Mettere le mani sul futuro viene rimproverato anche al ricco insensato della parabola che dice di avere a disposizione molti anni. La cecità a cui la ricchezza dà origine è evidenziata nella figura del ricco stupido. Egli pensa di possedere anche ciò che è indisponibile: il tempo, il futuro, la vita. Il binomio ricchezza e stupidità è espresso in modo tale che il “pieno” della ricchezza sembra camuffare il “vuoto”, la penosa carenza di intelligenza e di sapienza del ricco. La carenza di intelligenza diviene mancanza di relazioni e rifiuto di fraternità perché l’orizzonte del ricco è tutto assorbito dal proprio io: egli “arricchisce per sé” dimenticando Dio e i fratelli.

Interessante la successione tra la domanda “Che farò?” e la risoluzione “Farò così”. Nella situazione critica in cui si viene a trovare, il ricco si chiede “Che farò?” e si risponde “So che cosa farò”. Ci troviamo di fronte a una sorta di radiografia dell’anima del protagonista che segue il cammino dei suoi ragionamenti e può raffrontarli con i propri modi di pensare, di riflettere, di reagire alla vita. Come in uno specchio può vedere riflessa la propria interiorità nella interiorità del personaggio che gli viene presentato “al lavoro”, e può passare alla riflessione sui propri modi di prendere decisioni e di agire.

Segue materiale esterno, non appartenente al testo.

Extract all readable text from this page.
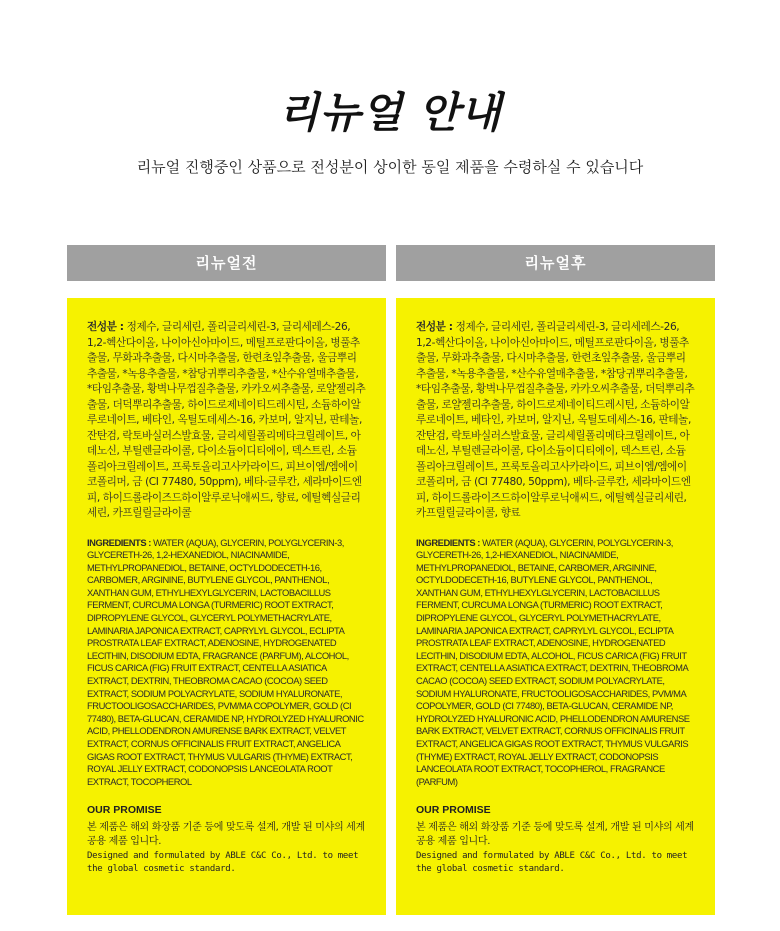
리뉴얼 안내
리뉴얼 진행중인 상품으로 전성분이 상이한 동일 제품을 수령하실 수 있습니다
리뉴얼전	리뉴얼후
전성분 : 정제수, 글리세린, 폴리글리세린-3, 글리세레스-26, 1,2-헥산다이올, 나이아신아마이드, 메틸프로판다이올, 병풀추출물, 무화과추출물, 다시마추출물, 한련초잎추출물, 울금뿌리추출물, *녹용추출물, *참당귀뿌리추출물, *산수유열매추출물, *타임추출물, 황벽나무껍질추출물, 카카오씨추출물, 로얄젤리추출물, 더덕뿌리추출물, 하이드로제네이티드레시틴, 소듐하이알루로네이트, 베타인, 옥틸도데세스-16, 카보머, 알지닌, 판테놀, 잔탄검, 락토바실러스발효물, 글리세릴폴리메타크릴레이트, 아데노신, 부틸렌글라이콜, 다이소듐이디티에이, 덱스트린, 소듐폴리아크릴레이트, 프룩토올리고사카라이드, 피브이엠/엠에이코폴리머, 금 (CI 77480, 50ppm), 베타-글루칸, 세라마이드엔피, 하이드롤라이즈드하이알루로닉애씨드, 향료, 에틸헥실글리세린, 카프릴릴글라이콜
INGREDIENTS : WATER (AQUA), GLYCERIN, POLYGLYCERIN-3, GLYCERETH-26, 1,2-HEXANEDIOL, NIACINAMIDE, METHYLPROPANEDIOL, BETAINE, OCTYLDODECETH-16, CARBOMER, ARGININE, BUTYLENE GLYCOL, PANTHENOL, XANTHAN GUM, ETHYLHEXYLGLYCERIN, LACTOBACILLUS FERMENT, CURCUMA LONGA (TURMERIC) ROOT EXTRACT, DIPROPYLENE GLYCOL, GLYCERYL POLYMETHACRYLATE, LAMINARIA JAPONICA EXTRACT, CAPRYLYL GLYCOL, ECLIPTA PROSTRATA LEAF EXTRACT, ADENOSINE, HYDROGENATED LECITHIN, DISODIUM EDTA, FRAGRANCE (PARFUM), ALCOHOL, FICUS CARICA (FIG) FRUIT EXTRACT, CENTELLA ASIATICA EXTRACT, DEXTRIN, THEOBROMA CACAO (COCOA) SEED EXTRACT, SODIUM POLYACRYLATE, SODIUM HYALURONATE, FRUCTOOLIGOSACCHARIDES, PVM/MA COPOLYMER, GOLD (CI 77480), BETA-GLUCAN, CERAMIDE NP, HYDROLYZED HYALURONIC ACID, PHELLODENDRON AMURENSE BARK EXTRACT, VELVET EXTRACT, CORNUS OFFICINALIS FRUIT EXTRACT, ANGELICA GIGAS ROOT EXTRACT, THYMUS VULGARIS (THYME) EXTRACT, ROYAL JELLY EXTRACT, CODONOPSIS LANCEOLATA ROOT EXTRACT, TOCOPHEROL
OUR PROMISE
본 제품은 해외 화장품 기준 등에 맞도록 설계, 개발 된 미샤의 세계 공용 제품 입니다.
Designed and formulated by ABLE C&C Co., Ltd. to meet the global cosmetic standard.
전성분 : 정제수, 글리세린, 폴리글리세린-3, 글리세레스-26, 1,2-헥산다이올, 나이아신아마이드, 메틸프로판다이올, 병풀추출물, 무화과추출물, 다시마추출물, 한련초잎추출물, 울금뿌리추출물, *녹용추출물, *산수유열매추출물, *참당귀뿌리추출물, *타임추출물, 황벽나무껍질추출물, 카카오씨추출물, 더덕뿌리추출물, 로얄젤리추출물, 하이드로제네이티드레시틴, 소듐하이알루로네이트, 베타인, 카보머, 알지닌, 옥틸도데세스-16, 판테놀, 잔탄검, 락토바실러스발효물, 글리세릴폴리메타크릴레이트, 아데노신, 부틸렌글라이콜, 다이소듐이디티에이, 덱스트린, 소듐폴리아크릴레이트, 프룩토올리고사카라이드, 피브이엠/엠에이코폴리머, 금 (CI 77480, 50ppm), 베타-글루칸, 세라마이드엔피, 하이드롤라이즈드하이알루로닉애씨드, 에틸헥실글리세린, 카프릴릴글라이콜, 향료
INGREDIENTS : WATER (AQUA), GLYCERIN, POLYGLYCERIN-3, GLYCERETH-26, 1,2-HEXANEDIOL, NIACINAMIDE, METHYLPROPANEDIOL, BETAINE, CARBOMER, ARGININE, OCTYLDODECETH-16, BUTYLENE GLYCOL, PANTHENOL, XANTHAN GUM, ETHYLHEXYLGLYCERIN, LACTOBACILLUS FERMENT, CURCUMA LONGA (TURMERIC) ROOT EXTRACT, DIPROPYLENE GLYCOL, GLYCERYL POLYMETHACRYLATE, LAMINARIA JAPONICA EXTRACT, CAPRYLYL GLYCOL, ECLIPTA PROSTRATA LEAF EXTRACT, ADENOSINE, HYDROGENATED LECITHIN, DISODIUM EDTA, ALCOHOL, FICUS CARICA (FIG) FRUIT EXTRACT, CENTELLA ASIATICA EXTRACT, DEXTRIN, THEOBROMA CACAO (COCOA) SEED EXTRACT, SODIUM POLYACRYLATE, SODIUM HYALURONATE, FRUCTOOLIGOSACCHARIDES, PVM/MA COPOLYMER, GOLD (CI 77480), BETA-GLUCAN, CERAMIDE NP, HYDROLYZED HYALURONIC ACID, PHELLODENDRON AMURENSE BARK EXTRACT, VELVET EXTRACT, CORNUS OFFICINALIS FRUIT EXTRACT, ANGELICA GIGAS ROOT EXTRACT, THYMUS VULGARIS (THYME) EXTRACT, ROYAL JELLY EXTRACT, CODONOPSIS LANCEOLATA ROOT EXTRACT, TOCOPHEROL, FRAGRANCE (PARFUM)
OUR PROMISE
본 제품은 해외 화장품 기준 등에 맞도록 설계, 개발 된 미샤의 세계 공용 제품 입니다.
Designed and formulated by ABLE C&C Co., Ltd. to meet the global cosmetic standard.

L’insegnamento è quello della memoria della propria condizione di caducità e mortalità che ricorda a più riprese come necessaria per vivere con sapienza e umiltà. L’avidità, la brama di ricchezza inganna l’uomo promettendogli di poter avere tutto, comprare e possedere tutto: “Tutto, infatti, obbedisce al denaro”, dice Qoelet. La memoria della morte è qui elemento che salva l’umanità stessa dell’uomo preservandola da illusioni dall’esito catastrofico.

Ma a cosa serve il lavoro? Vanità delle vanità, tutto è vanità. Il lavoro è per l’uomo e non l’uomo per il lavoro; l’uomo non è per i beni materiali, ma i beni materiali per l’uomo! Il fare non può essere finalizzato all’avere; il lavoro non può avere come fine ultimo la produzione e il possedere. Per il possesso siamo disponibili a tutto: a litigare in famiglia dando tutto nelle mani degli avvocati che mangiano sui nostri averi; ad essere derubati da coloro che conducono la finanza e le sorti dei popoli; a fare guerra pur di salvaguardare gli interessi del nostro paese anche in terre lontane; a dare la morte pur di avere ragione noi.

La morte è la grande saggia che ci libera da inutili affanni. La morte, se evocata sempre, ci suggerisce un atteggiamento più vero e più libero. La morte ci ricorda che i nostri disegni di potere e di gloria e di possesso, sono cosa vana.

Ma allora non dobbiamo fare più niente? No, siamo chiamati a fare e a vivere nel piccolo facendo sì che quello che facciamo non sia qualcosa per me ma per noi. Fare gustando quello che facciamo facendolo diventare dono. Se ciò che siamo e abbiamo e facciamo lo giochiamo nella condivisione, donerà senso e vita, se lo giochiamo nel possesso donerà divisione e morte. La morte mi ricorda che l’avidità e la cupidigia, l’avarizia e la brama di possedere sono degli idoli che tagliano i ponti tra noi e Dio, tagliano il tralcio dalla vite.

Noi come il ricco stupido vogliamo mettere le mani sul mondo e sulle sue ricchezze impoverendolo sempre più. Ma ciò non ci basta: vorremmo mettere le mani anche sul futuro, sul tempo, sulla vita che per definizione sono indisponibili. La vita va vissuta non la si può conservare in banca; il tempo è dono non lo puoi mettere in cassaforte; il futuro è sviluppo e speranza non lo puoi inscatolare in sterili programmi. È il pieno di ricchezza che camuffa un vuoto desolante, è la stupidità del ricco che pensa di essere Dio, è la mancanza di intelligenza e di sapienza. Sì perché per il vangelo il vero sapiente è colui che utilizza la disonesta ricchezza per condividere, non certo per dividere.

La felicità non è avere quello che si desidera, ma desiderare quello che si ha.

Oscar Wilde

La vita è una corrente d’amore da abitare. Il peccato infatti è proprio bloccare questa corrente d’amore, trattenere per sé, impedire che giunga ad altri, impedire a Dio di fare di questo dono ciò che vuole. Il peccato è costruire granai in cui rinchiudere il proprio grano piuttosto che lasciare che Dio se ne serva per sfamare non solo me, ma anche altri.